Architecture often reveals the most outstanding results when it comes to dealing with full privacy. In Hiroshima, Japan an unusual windowless metallic facade defines the boundary between the city and the domestic space. This apparently “blind” inhabitable volume is called House in Saka… and behind this small walled world, a compilation of gardens and terraces are waiting to be discovered.
In fact, the external metallic skin wraps around three separated courtyards, shielding them from the street while allowing light to enter through gaps underneath. A raised corner invites us to gently descend into the entrance area: an open space conceals all the social spaces (kitchen, living and dining room) all related with different gardens and terraces.
This exquisite solution provides an interior atmosphere rich in different perspectives of the same scenario: a wrapping wall that protects the domestic universe from any kind of intruders. A metallic staircase leads our steps into the upper floor where private rooms can be found: the child room and the master bedroom both served by the same bathroom. Large openings are generously facing the inner gardens and terraces where trees (planted at ground level) can be fully appreciated from the bedrooms and bathroom.

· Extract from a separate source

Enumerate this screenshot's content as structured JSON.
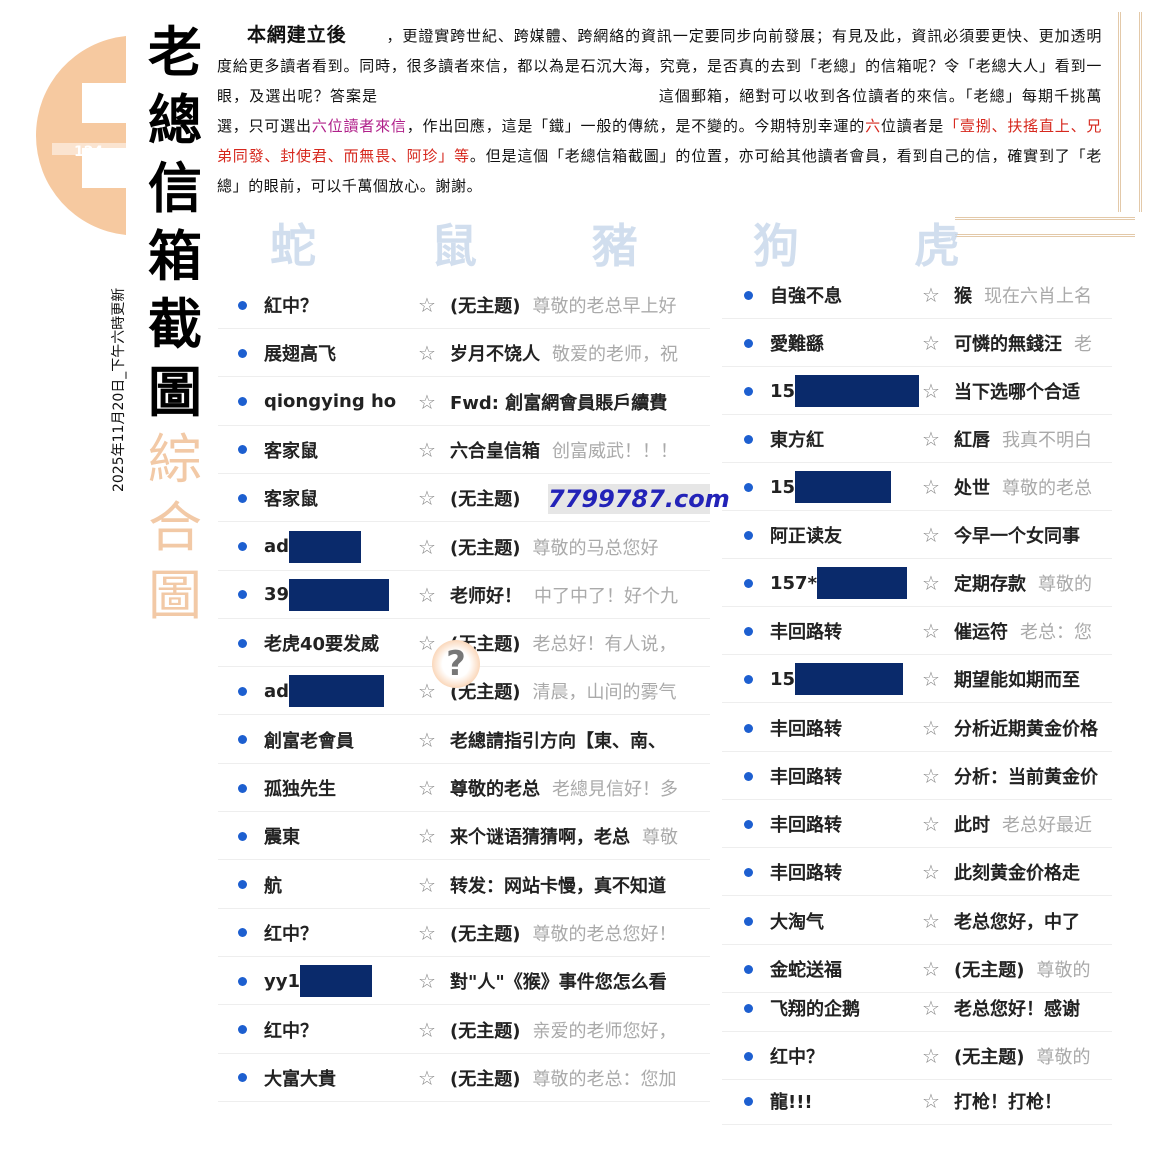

A spatial detail turns this relation between interior and exterior into something fresh and innovative: the angular spaces are a direct result of the building’s restricted footprint. A dynamic sense of space was brilliantly achieved.
White assumes a special presence in the interior finishing along with the exposed concrete walls and some wood in ceiling panels and pavements. The “blind” metallic facade conceals a small residence full of unexpected gardens and terraces…squeezed between inner and outer walls!